Fallimento-lumaca, il creditore ha diritto all’indennizzo anche se la somma è modesta e difficile da recuperare
Sì all’equo indennizzo per il processo-lumaca della
sezione fallimentare del Tribunale, anche se la somma “incriminata” è
modesta e ci sono scarse probabilità di recuperarla tutta. Intanto, in
tempi di dibattito sul “processo breve”, il creditore muore aspettando
la sentenza sul fallimento: l’erede ha comunque diritto a una
riparazione commisurata al minimo degli standard indicati dalla Corte
europea dei diritti dell’Uomo. È quanto emerge dalla sentenza 24360/09
della Cassazione.
Il caso
Materia del contendere è un
credito chirografario, dunque non assistito da alcuna garanzia:
l’importo ammesso al passivo è di oltre 36 milioni di lire ma i giudici
prevedono un soddisfacimento limitato al 15 per cento. Una somma
modesta, insomma. Eppure il patema d’animo di chi aspetta a lungo la
fine del giudizio va indennizzato ugualmente. La procedura
fallimentare, nella specie, è complessa: la durata ragionevole è
fissata in sette anni, ma ne restano fuori altri cinque e mezzo. È
errato sostenere che il ritardo nel conseguire la somma “incriminata”

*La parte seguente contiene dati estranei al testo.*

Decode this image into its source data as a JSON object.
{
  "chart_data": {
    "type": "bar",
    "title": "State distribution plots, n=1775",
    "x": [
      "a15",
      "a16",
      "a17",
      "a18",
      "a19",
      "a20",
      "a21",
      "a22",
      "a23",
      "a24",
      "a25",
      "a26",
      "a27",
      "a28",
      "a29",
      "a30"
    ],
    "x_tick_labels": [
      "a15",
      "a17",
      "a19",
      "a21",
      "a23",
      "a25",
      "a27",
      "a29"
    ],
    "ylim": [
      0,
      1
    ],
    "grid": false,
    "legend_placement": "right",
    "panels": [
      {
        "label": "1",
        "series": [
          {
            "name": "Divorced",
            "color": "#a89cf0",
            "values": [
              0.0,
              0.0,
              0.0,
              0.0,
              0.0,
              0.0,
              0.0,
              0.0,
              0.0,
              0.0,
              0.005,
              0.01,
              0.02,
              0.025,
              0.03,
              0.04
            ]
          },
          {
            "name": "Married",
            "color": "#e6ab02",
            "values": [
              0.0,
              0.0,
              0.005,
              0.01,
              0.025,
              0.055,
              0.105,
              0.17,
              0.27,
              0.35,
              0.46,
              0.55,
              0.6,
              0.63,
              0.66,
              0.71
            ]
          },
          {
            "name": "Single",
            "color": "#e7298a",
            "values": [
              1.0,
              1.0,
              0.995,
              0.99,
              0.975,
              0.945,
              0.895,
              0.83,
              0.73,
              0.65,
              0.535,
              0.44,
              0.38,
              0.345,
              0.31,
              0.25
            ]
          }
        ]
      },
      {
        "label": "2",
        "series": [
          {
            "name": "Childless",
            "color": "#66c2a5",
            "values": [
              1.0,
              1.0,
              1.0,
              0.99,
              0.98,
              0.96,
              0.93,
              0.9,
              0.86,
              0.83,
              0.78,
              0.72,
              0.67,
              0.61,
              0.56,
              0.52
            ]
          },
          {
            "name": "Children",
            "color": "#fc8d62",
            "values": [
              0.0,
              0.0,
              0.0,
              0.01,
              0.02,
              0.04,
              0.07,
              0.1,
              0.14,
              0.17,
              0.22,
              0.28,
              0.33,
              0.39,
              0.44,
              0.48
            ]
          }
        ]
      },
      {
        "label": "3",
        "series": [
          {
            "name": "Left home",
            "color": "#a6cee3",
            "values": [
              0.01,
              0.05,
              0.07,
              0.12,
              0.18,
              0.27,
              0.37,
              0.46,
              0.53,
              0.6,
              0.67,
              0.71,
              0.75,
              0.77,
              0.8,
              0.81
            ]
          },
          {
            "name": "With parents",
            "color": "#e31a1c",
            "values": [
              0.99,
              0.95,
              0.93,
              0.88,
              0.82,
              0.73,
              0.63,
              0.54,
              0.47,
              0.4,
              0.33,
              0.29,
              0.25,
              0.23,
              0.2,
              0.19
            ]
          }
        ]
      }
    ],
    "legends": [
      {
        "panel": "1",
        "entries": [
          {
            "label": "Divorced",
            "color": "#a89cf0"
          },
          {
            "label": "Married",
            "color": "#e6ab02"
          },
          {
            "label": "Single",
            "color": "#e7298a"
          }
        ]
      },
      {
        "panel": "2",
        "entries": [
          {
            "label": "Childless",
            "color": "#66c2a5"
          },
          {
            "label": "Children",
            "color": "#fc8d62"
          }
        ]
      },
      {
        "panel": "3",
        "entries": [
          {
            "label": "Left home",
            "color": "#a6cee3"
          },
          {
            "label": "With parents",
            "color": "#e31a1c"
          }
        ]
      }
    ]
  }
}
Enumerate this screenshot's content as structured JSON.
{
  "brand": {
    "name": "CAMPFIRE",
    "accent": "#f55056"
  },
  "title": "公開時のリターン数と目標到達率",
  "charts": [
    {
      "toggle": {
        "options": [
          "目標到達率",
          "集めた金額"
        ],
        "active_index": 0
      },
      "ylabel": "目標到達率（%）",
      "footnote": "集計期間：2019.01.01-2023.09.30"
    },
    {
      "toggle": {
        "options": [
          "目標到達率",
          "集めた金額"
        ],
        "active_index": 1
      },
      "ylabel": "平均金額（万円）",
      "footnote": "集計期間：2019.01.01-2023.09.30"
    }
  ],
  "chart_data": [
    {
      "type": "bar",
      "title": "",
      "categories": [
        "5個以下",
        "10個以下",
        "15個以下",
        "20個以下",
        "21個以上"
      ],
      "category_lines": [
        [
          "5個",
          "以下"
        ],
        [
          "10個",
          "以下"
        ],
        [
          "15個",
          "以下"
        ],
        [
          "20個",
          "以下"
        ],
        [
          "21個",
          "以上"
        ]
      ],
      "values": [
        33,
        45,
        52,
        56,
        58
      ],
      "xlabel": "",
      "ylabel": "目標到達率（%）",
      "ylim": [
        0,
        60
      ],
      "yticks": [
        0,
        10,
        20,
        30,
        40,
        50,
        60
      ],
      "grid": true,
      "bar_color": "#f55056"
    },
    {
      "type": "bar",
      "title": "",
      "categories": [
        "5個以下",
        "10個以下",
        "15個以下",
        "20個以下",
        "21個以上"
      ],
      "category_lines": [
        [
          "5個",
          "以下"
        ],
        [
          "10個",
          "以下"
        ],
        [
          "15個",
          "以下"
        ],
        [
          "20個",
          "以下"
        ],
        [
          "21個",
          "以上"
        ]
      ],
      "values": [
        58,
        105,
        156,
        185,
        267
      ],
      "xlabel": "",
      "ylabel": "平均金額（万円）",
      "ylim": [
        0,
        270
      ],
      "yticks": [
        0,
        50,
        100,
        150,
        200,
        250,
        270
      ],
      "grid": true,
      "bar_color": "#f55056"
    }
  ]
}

non creerebbe «significative sofferenze» al creditore, cui nelle more
subentrano gli eredi. È vero: una motivazione valida per cui il giudice
italiano, nella determinazione del danno non patrimoniale, può
discostarsi dalle decisioni della Corte dei diritti è che nei processi
esecutivi, sia individuali sia concorsuali, la posizione di ciascuna
parte è differente dalle altre: bisogna vedere quanto incide il credito
sul patrimonio del creditore. Ma la riparazione liquidata deve
conservare una relazione «ragionevole» con il range di 1.000-1.500 euro
per ogni anno di ritardo indicato dai giudici di Strasburgo.